Perhaps unsurprisingly, given that it is a game about programming, the players of TIS-100 have created some auxiliary tools, including TIS-100 PAD,6 which allows users to more easily share solutions, and a variety of TIS-100 (the virtual machine, not the game) emulators.7

In addition to this unsolicited community participation, with the release of the specification editor, which allows players to make their own puzzles, a puzzle design contest was announced. Twenty-five puzzles will be selected from the submissions for an official bonus campaign.

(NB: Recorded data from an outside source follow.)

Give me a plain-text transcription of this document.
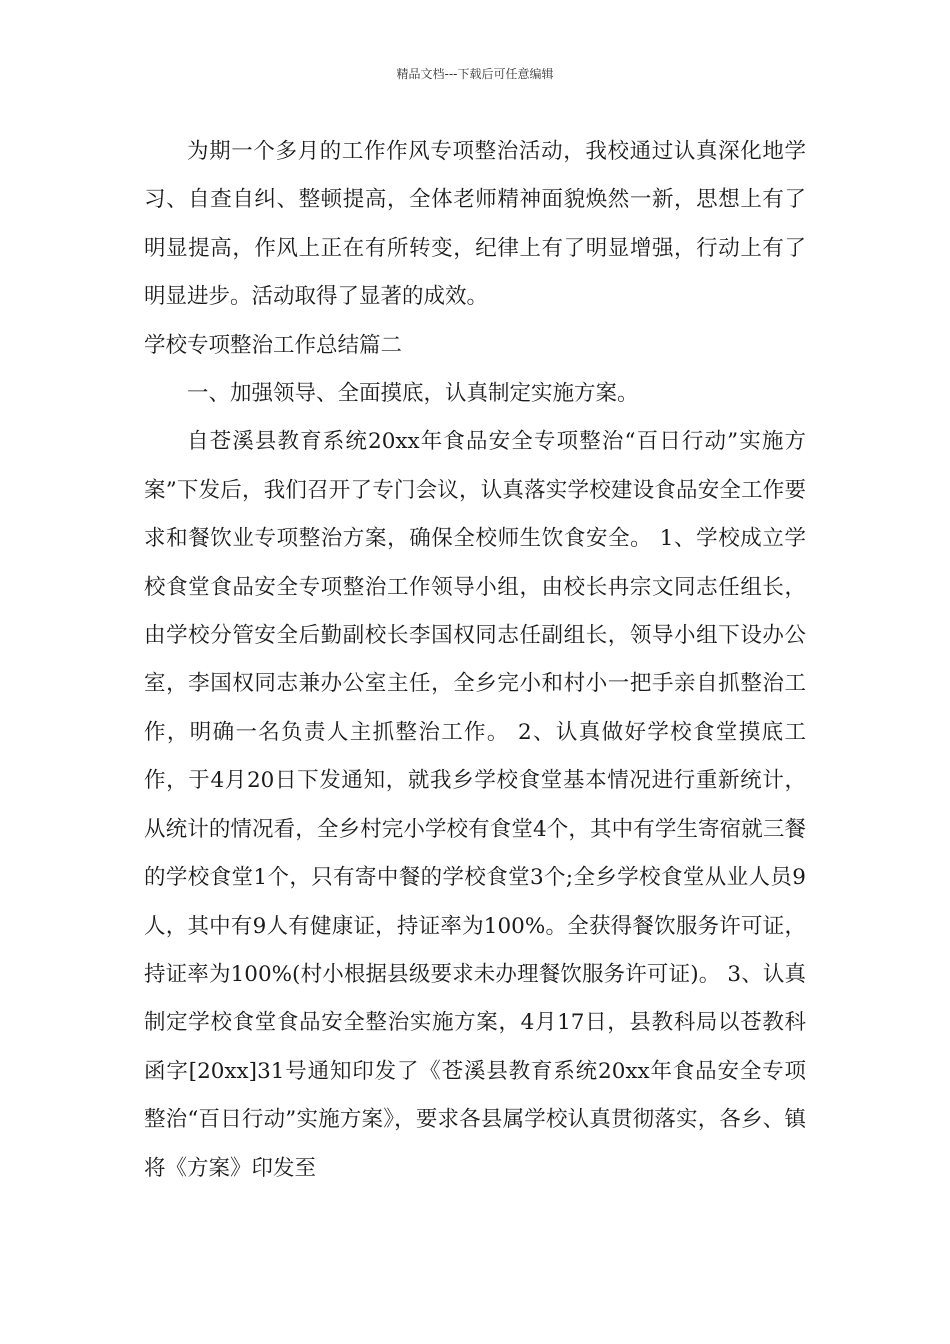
精品文档---下载后可任意编辑

为期一个多月的工作作风专项整治活动，我校通过认真深化地学习、自查自纠、整顿提高，全体老师精神面貌焕然一新，思想上有了明显提高，作风上正在有所转变，纪律上有了明显增强，行动上有了明显进步。活动取得了显著的成效。

学校专项整治工作总结篇二

一、加强领导、全面摸底，认真制定实施方案。

自苍溪县教育系统20xx年食品安全专项整治“百日行动”实施方案”下发后，我们召开了专门会议，认真落实学校建设食品安全工作要求和餐饮业专项整治方案，确保全校师生饮食安全。 1、学校成立学校食堂食品安全专项整治工作领导小组，由校长冉宗文同志任组长，由学校分管安全后勤副校长李国权同志任副组长，领导小组下设办公室，李国权同志兼办公室主任，全乡完小和村小一把手亲自抓整治工作，明确一名负责人主抓整治工作。 2、认真做好学校食堂摸底工作，于4月20日下发通知，就我乡学校食堂基本情况进行重新统计，从统计的情况看，全乡村完小学校有食堂4个，其中有学生寄宿就三餐的学校食堂1个，只有寄中餐的学校食堂3个;全乡学校食堂从业人员9人，其中有9人有健康证，持证率为100%。全获得餐饮服务许可证，持证率为100%(村小根据县级要求未办理餐饮服务许可证)。 3、认真制定学校食堂食品安全整治实施方案，4月17日，县教科局以苍教科函字[20xx]31号通知印发了《苍溪县教育系统20xx年食品安全专项整治“百日行动”实施方案》，要求各县属学校认真贯彻落实，各乡、镇将《方案》印发至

The feel of TIS-100 is both nostalgic and quite modern. It's an intriguing combination, and I recommend it to anyone still interested after hearing me call it "a collection of programming problems." Coders, no prior experience with assembly is needed. Others, if you like this game–try coding. You'll probably like that, too.

Bibliography

Barth, Z. (2012). Postmortem: Zachtronics industries’ SpaceChem. http://gamasutra.com/view/feature/172250/postmortem_zachtronics_.php
Barth, Z. (2015, June 9). ’Things we create tell people who we are’: Designing Zachtronics’ TIS-100 (A. Wawro, Interviewer) [Interview]. http://www.gamasutra.com/view/news/244969/Things_we_create_tell_people_who_we_are_Designing_Zachtronics_TIS100.php
Dewdney, A. K. (1984). In the game called Core War hostile programs engage in a battle of bits. Scientific American, 250(5), 15–19. http://www.koth.org/info/akdewdney/First.htm
Galyonkin, S. (2015, June 12). TIS-100. SteamSpy - All the Data About Steam Games. https://steamspy.com/app/370360
McIlroy, M. D., Morris, R., & Vyssotsky, V. (1971). Letter to aleph-null. http://www.cs.dartmouth.edu/~doug/darwin.pdf

  1. As of this writing, it has 270 positive reviews and 2 negative reviews on Steam

  2. 1984, actually. It was released a year later for DOS, according to MobyGames

  3. Also from 1984, described in a Scientific American article (Dewdney, 1984). It's based on a still earlier programming game, Darwin, which was played in 1961 and described publicly in 1972. More information in McIlroy (1971). 

  4. However, Barth wrote in a post mortem of SpaceChem that SpaceChem was too difficult and inaccessible. New titles were forthcoming: "New titles, I might add, that are hopefully more accessible than SpaceChem!" (Barth, 2012

  5. Back when you got something for your money! Even application software used to have much more bulk to it

  6. Source available on GitHub

  7. Just have a look at the results of this search. But watch out, if you'd like to avoid spoilers! The puzzle solutions are code, after all, so a number of people have posted those, as well.